Bisnis.com, JAKARTA- Asosiasi Persepatuan Indonesia (Aprisindo) membongkar perbedaan data impor dan ekspor produk alas kaki dari China yang dirilis data Badan Pusat Statistik (BPS) dan International Trade Center (ITC).
Direktur Eksekutif Aprisindo, Firman Bakri mengatakan selisih data yang ditemukan dari kedua sumber tersebut diduga merupakan impor ilegal alas kaki dari China yang masuk ke dalam negeri.
"Selisih data menunjukkan adanya potensi aktivitas pemasukan barang [impor] yang tidak tercatat di Indonesia atau impor ilegal," kata Firman kepada Bisnis, Kamis (19/10/2023).
Data impor Indonesia dari China menurut Badan Pusat Statistik (BPS) tercatat senilai US$484,3 juta pada 2022. Sedangkan, data ITC menunjukkan ekspor alas kaki China ke RI senilai lebih dari US$1,2 miliar.
Hal yang sama pun terjadi pada tahun 2021, di mana data BPS impor alas kaki (HS 64) ke China sebesar US$369,6 juta.
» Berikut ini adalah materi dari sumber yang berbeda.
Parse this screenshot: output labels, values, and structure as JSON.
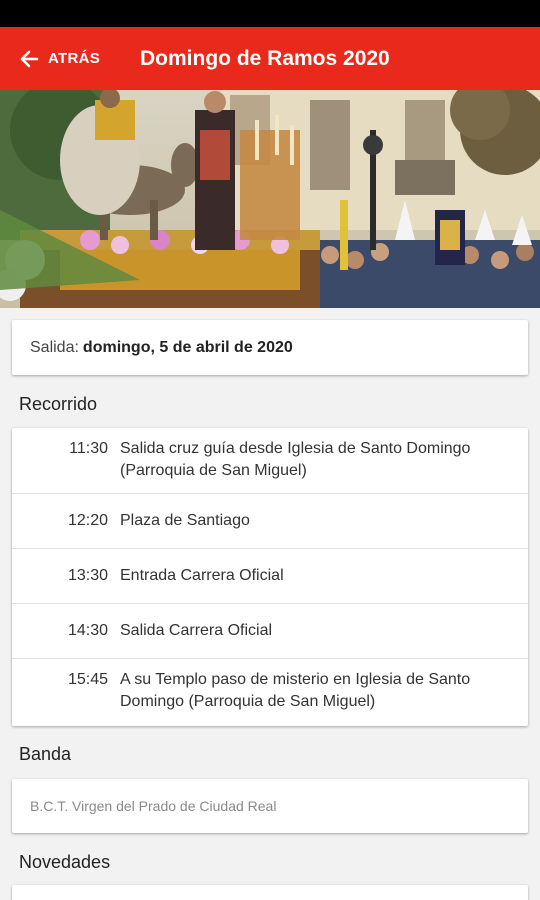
{
  "app_bar": {
    "back_label": "ATRÁS",
    "title": "Domingo de Ramos 2020",
    "color": "#e8291c"
  },
  "hero": {
    "icon": "procession-photo"
  },
  "salida": {
    "label": "Salida:",
    "value": "domingo, 5 de abril de 2020"
  },
  "recorrido": {
    "title": "Recorrido",
    "rows": [
      {
        "time": "11:30",
        "place": "Salida cruz guía desde Iglesia de Santo Domingo (Parroquia de San Miguel)"
      },
      {
        "time": "12:20",
        "place": "Plaza de Santiago"
      },
      {
        "time": "13:30",
        "place": "Entrada Carrera Oficial"
      },
      {
        "time": "14:30",
        "place": "Salida Carrera Oficial"
      },
      {
        "time": "15:45",
        "place": "A su Templo paso de misterio en Iglesia de Santo Domingo (Parroquia de San Miguel)"
      }
    ]
  },
  "banda": {
    "title": "Banda",
    "value": "B.C.T. Virgen del Prado de Ciudad Real"
  },
  "novedades": {
    "title": "Novedades"
  }
}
Sementara itu, ekspor China ke RI menurut ITC senilai hampir US$800 juta.
Firman menilai fenomena impor ilegal yang mengancam produk industri dalam negeri ditindak tegas dengan mengkategorikannya sebagai extraordinary crime atau kejahatan luar biasa.
Baca Juga
Pihaknya pun menyayangkan belum adanya penegakan hukum yang tegas, cenderung ringan, untuk menjera oknum impor ilegal.
"Kita butuh supaya kejahatan kepabeanan berupa impor ilegal harus ditingkatkan menjadi extraordinary crime dan segera dibentuk lembaga negara Komisi Pemberantasan Impor Ilegal," ujarnya.
Hal ini dilakukan agar para oknum kapok dan tidak mengulangi kesalahan yang sama. Firman mencontohkan, salah satu kasus impor sepatu bekas ilegal pada awal 2023 lalu, di mana hanya 1 pelaku yang tertangkap dan diberi hukuman ringan.
Padahal, menurut Firman, kasus impor ilegal merupakan pembunuh industri nasional yang menyebabkan hilangnya kesejahteraan pekerja hingga merosotnya pertumbuhan industri pengolahan.
"Selama para pelaku impor ilegal belum diberantas, maka setiap kebijakan yang membatasi pelaku impor, dampaknya justru mencerai para pelaku industri yang taat hukum, karena impor mereka selalu bisa lolos dari jerat hukum yang ada," ujarnya.
Adapun, Firman mengacu pada aturan larangan terbatas (lartas) impor Border yang akan diberlakukan pemerintah dalam rangka pengetatan produk asing, sehingga tidak membanjiri pasar domestik.
Lalainya aturan penegakan hukum terhadap oknum impor ilegal memicu para pengusaha lokal semakin terjepit karena keterbatasan impor bahan baku. Padahal, tak sedikit dari brand tersebut yang berorientasi ekspor dengan nilai dan volume ekspor yang besar.